パティシエの道-4:毎日がコンクール
■昨年出会ったパティシエの中でもとりわけ印象的だったのが、「ラ グラン ターブル ドゥ キタムラ」の坂倉加奈子さん(『料理通信』2月号P.23に登場)です。
フランス修業について、「フランス人の中に入って、彼らと同じように暮らして、彼らがお給料で何を買い、どのように暮らしているのかを知りたかった。お菓子文化もその上に築かれているのだと思うから」と語る言葉を聞き、技術を超え、お菓子という枠組みをも超えて、民族の深いところへ入って行こうとする姿勢に感銘を受けたのでした。
彼女は、今月、マドリッドで開かれる「C3」(ヴァローナ主催のレストラン・デザート・コンクール)世界大会に出場します。アジア予選では、熱いのも冷たいのも、硬いのも柔らかいのも、固形も液状もクリーム状も泡状も、実に多種多様なパーツが共存するデザートを作り上げていました。コンクール会場という制約だらけのキッチンで、なぜ、あそこまでできるのか?

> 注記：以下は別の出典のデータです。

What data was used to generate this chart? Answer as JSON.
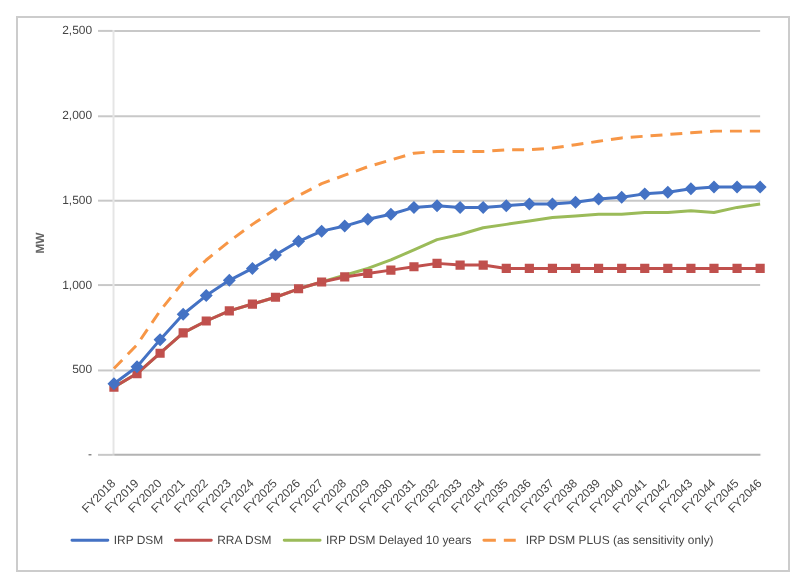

と思っていたら、今回の取材で仕事ぶりを見せてもらって、ちょっと納得。レストランのパティシエって、日々の仕事がコンクールのような感じなのだろうなって。(kimijima)
ノルウェーの名レストラン「バガテル」でシェフ・パティシエを務めていました。同店は、シェフのリタイアに伴い、閉店。シェフの功績を称えて出版された本に坂倉さんも登場しています。(写真一番上も同書より)
「バガテル」シェフのオーダーで坂倉さんが作った「オムレット・ノルヴェジエンヌ」、只今制作中。
「ラ グラン ターブル ドゥ キタムラ」は恐るべきグランメゾン。パティスリールームがこんな感じなんですよ。
個室からアプローチを眺めたところ。茶室もあります。